In Uncategorized on 09/03/2019 at 16:03

Petitioners are well-advised to heed a warning from the Judge that their litigating positions are frivolous. While Derrick Barron Tartt, 2019 T. C. Memo. 112, filed 9/3/19, escapes the Section 6673 chop from Judge Lauber, who only shows him the yellow card, George J. Smith and Sheila Ann Smith, 2019 T. C. Memo. 111, filed 9/3/19, persist in post-trial brief after being warned by Judge Halpern on the trial that the tired old FICA non-wages argument is a non-starter.

First, George’s and Sheila’s story.

“At the beginning of the trial, we informed petitioners that, on the basis of our reading of the petition and their pretrial memorandum, they appeared to be proceeding with only frivolous or groundless claims.  We warned them that we could impose a penalty of up to $25,000 for such conduct.  After reading petitioners’ 36-page posttrial brief, which repeats the arguments they made in the 40-page petition and in their pretrial memorandum, and with which we have dealt supra, we believe that petitioners are deserving of a penalty because they lack grounds for their claim and their arguments are frivolous.  We will impose on them a section 6673(a)(1) penalty of $2,500.” 2019 T. C. Memo. 111, at pp. 13-14.

Derrick Barron wants to offset monies he claims the Feds owe him for employment discrimination against his income tax liabilities for three (count ‘em, three) years of six-figure income.

For a start, Derrick Barron tried to get the money in USDCNDIL (twice), got tossed both times, and 7 Cir. affirmed.
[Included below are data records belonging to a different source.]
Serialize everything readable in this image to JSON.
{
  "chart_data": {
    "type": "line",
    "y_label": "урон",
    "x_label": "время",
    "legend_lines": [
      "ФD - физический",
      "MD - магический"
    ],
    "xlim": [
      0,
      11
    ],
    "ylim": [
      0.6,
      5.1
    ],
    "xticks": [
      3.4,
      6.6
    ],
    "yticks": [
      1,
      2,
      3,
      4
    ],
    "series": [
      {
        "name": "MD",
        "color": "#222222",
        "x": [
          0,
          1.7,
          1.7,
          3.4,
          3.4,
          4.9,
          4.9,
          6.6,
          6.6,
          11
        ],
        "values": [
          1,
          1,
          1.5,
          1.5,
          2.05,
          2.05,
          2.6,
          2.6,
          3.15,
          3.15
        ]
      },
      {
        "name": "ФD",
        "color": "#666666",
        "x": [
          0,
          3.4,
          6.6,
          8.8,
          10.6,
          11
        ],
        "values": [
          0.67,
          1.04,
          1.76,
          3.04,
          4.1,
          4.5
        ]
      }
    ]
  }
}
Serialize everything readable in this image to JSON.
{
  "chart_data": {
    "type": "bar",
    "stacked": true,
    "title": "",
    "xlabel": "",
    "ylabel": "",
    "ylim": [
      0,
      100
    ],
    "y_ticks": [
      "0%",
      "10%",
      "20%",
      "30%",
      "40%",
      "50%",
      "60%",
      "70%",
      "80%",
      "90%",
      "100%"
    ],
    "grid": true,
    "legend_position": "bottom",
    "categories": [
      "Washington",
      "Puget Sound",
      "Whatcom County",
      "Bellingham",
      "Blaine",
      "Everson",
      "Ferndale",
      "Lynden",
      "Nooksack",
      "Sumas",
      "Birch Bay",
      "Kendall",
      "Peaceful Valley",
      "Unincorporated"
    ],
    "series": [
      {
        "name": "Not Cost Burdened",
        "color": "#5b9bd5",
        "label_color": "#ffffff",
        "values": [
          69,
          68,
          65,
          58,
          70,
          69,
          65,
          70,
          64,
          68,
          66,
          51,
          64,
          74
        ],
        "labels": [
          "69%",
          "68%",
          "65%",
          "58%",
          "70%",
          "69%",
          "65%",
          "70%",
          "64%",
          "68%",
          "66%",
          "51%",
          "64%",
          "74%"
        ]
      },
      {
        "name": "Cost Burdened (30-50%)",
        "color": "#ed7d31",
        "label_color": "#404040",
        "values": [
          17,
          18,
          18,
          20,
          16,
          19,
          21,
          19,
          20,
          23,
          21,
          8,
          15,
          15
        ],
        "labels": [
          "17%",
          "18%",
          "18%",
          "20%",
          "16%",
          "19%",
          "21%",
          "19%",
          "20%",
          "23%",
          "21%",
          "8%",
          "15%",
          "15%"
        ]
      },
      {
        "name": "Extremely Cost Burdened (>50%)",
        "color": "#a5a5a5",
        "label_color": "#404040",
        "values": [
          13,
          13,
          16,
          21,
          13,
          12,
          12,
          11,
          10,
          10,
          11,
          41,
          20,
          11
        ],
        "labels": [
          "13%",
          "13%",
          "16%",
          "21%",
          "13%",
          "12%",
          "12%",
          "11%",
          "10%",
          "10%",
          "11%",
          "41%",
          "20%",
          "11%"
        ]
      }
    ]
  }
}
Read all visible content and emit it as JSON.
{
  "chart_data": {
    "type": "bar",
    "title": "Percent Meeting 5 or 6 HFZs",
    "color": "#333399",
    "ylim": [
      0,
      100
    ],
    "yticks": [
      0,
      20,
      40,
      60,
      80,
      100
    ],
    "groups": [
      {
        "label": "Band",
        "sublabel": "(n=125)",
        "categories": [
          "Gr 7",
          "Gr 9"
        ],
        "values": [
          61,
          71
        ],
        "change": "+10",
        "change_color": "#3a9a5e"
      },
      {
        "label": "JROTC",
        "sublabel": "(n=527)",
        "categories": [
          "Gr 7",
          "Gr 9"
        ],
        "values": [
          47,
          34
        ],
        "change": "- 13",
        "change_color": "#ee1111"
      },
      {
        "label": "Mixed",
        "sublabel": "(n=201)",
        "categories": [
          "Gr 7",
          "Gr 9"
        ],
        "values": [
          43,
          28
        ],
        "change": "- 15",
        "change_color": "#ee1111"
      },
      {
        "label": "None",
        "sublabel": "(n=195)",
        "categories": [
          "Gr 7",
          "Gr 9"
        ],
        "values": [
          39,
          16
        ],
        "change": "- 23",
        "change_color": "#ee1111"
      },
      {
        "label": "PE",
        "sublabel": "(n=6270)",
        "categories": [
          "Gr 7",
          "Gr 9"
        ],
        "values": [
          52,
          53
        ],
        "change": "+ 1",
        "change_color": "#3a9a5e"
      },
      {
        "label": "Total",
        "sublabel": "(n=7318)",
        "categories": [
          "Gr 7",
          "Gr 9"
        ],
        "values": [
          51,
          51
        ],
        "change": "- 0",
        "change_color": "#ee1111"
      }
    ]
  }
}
So Derrick Barton doubled down. “Petitioner then filed a complaint alleging that the participants in the preceding lawsuits–including the defendants, their attorneys, the presiding judges, and the U.S. Government–had joined in a conspiracy to deprive him of employment benefits.  The Court of Appeals summarily affirmed the dismissal of that action and imposed sanctions on petitioner for frivolous filings. ” Order, at p. 3. (Citation omitted).

Derrick Barron did report the income, so IRS gave him a NFTL. Derrick Barron got a CDP but only stated he couldn’t pay but would go to the Supremes on his most recent toss. So he got a NOD.

Judge Lauber: “At the CDP hearing petitioner did not contend (or supply evidence) that his reported …tax liabilities were incorrect.  Nor did he allege that he has an ‘available credit’ from another year that could be applied to reduce those liabilities.  Rather, he wishes to offset against those liabilities a monetary judgment that he seeks in litigation deemed frivolous by every court to consider the question.

“We lack jurisdiction to consider petitioner’s collateral attack on his…tax liabilities.  Neither the SO nor we have authority to second-guess the decisions of the courts that have ruled against him.  Even if we had such jurisdiction, no legal authority exists for offsetting, against an assessed Federal tax liability, a claim against the Government in a totally unrelated matter.” 2019 T. C. Memo. 112, at pp. 8-9.

No Section 6673, but Derrick Barron does get the yellow card, because he wasn’t in Court (this was IRS seeking and getting summary J), so he wasn’t warned before proceeding.

I have often said that poets get it right, but I would caution Tax Court petitioners to be wary of William Blake: “If the fool would persist in his folly he would become wise.” Possibly wise, but maybe also poorer.